Bridging Training and Merging Through Momentum-Aware Optimization

TL;DR

This paper introduces a unified framework that maintains and reuses curvature and momentum information during training to improve model merging and task-specific model composition, achieving better performance and efficiency.

Contribution

It proposes a method to keep and utilize curvature statistics during training for geometry-aware model merging, reducing computation and improving model composition.

Findings

Curvature-aware merging outperforms magnitude-only baselines across sparsity levels.

Multi-task merging improves performance by 1.6% over strong baselines.

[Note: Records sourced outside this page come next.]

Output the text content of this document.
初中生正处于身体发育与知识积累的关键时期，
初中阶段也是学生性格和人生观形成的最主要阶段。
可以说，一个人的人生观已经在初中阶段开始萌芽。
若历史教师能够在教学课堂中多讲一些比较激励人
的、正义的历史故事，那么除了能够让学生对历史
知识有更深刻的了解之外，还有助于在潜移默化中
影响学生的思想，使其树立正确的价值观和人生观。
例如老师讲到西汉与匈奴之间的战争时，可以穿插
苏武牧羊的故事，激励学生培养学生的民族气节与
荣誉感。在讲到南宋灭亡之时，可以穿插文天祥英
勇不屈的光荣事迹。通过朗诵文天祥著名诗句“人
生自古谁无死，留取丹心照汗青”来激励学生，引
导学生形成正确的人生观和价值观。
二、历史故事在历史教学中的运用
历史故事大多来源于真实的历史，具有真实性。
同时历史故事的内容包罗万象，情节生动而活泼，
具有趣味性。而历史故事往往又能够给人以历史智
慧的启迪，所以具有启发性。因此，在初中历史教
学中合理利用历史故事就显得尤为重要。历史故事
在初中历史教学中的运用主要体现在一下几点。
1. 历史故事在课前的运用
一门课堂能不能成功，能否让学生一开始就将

The framework exhibits rank-invariant convergence and robustness to hyperparameters.

Abstract

Training large neural networks and merging task-specific models both exploit low-rank structure and require parameter importance estimation, yet these challenges have been pursued in isolation. Current workflows compute curvature information during training, discard it, then recompute similar information for merging--wasting computation and discarding valuable trajectory data. We introduce a unified framework that maintains factorized momentum and curvature statistics during training, then reuses this information for geometry-aware model composition. The proposed method incurs modest memory overhead (approximately 30% over AdamW) to accumulate task saliency scores that enable curvature-aware merging. These scores, computed as a byproduct of optimization, provide importance estimates comparable to post-hoc Fisher computation while producing merge-ready models directly from training. We establish convergence guarantees for non-convex objectives with approximation error bounded by gradient singular value decay. On natural language understanding benchmarks, curvature-aware parameter selection outperforms magnitude-only baselines across all sparsity levels, with multi-task merging improving 1.6% over strong baselines. The proposed framework exhibits rank-invariant convergence and superior hyperparameter robustness compared to existing low-rank optimizers. By treating the optimization trajectory as a reusable asset rather than discarding it, our approach demonstrates that training-time curvature information suffices for effective model composition, enabling a unified training-merging pipeline.